Pros and Cons of Data Smoothing

Data smoothing can be used to help identify trends in the economy, securities such as stocks, consumer sentiment, or for other business purposes.

For example, an economist can smooth out data to make seasonal adjustments for certain indicators like retail sales by reducing the variations that may occur each month like holidays or gas prices.

There are downfalls to using this tool, however. Data smoothing doesn't always provide an explanation of the trends or patterns it helps identify. It also may lead to certain data points being ignored by emphasizing others.

Pros
  • Helps identify real trends by eliminating noise from the data

  • Allows for seasonal adjustments of economic data

  • Easily achieved through several techniques including moving averages

Cons
  • Removing data always comes with less information to analyze, increasing the risk of errors in analysis

  • Smoothing may emphasize analysts' biases and ignore outliers that may be meaningful

Example of Data Smoothing in Financial Accounting

An often-cited example of data smoothing in business accounting is to make an  allowance for doubtful accounts to change bad debt expense from one reporting period to another. For example, a company expects not to receive payment for certain goods over two accounting periods; $1,000 in the first reporting period and $5,000 in the second reporting period.

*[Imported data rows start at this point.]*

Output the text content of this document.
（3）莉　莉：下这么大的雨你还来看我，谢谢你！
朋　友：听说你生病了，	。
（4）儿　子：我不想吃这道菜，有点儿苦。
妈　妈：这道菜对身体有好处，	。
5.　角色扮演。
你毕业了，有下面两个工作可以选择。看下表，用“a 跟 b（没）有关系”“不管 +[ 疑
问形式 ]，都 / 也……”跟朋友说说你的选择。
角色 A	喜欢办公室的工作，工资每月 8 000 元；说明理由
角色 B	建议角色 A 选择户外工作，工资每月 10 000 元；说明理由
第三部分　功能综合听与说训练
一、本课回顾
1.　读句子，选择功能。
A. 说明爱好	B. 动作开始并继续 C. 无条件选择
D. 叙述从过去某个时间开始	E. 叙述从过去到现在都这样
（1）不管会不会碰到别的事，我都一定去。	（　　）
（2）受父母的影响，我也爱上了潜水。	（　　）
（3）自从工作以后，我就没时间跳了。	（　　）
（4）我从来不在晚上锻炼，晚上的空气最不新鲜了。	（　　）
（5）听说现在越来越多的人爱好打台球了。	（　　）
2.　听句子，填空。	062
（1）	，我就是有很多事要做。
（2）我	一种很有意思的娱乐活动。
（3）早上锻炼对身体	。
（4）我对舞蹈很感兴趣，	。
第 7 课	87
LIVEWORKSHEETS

If the first reporting period is expected to have a high income, the company may include the total amount of $6,000 as the allowance for doubtful accounts in that reporting period. This would increase the bad debt expense on the income statement by $6,000 and reduce net income by $6,000. This would thereby smooth out a high-income period by reducing income. It's important for companies to use judgment and legal accounting methods when adjusting any accounts.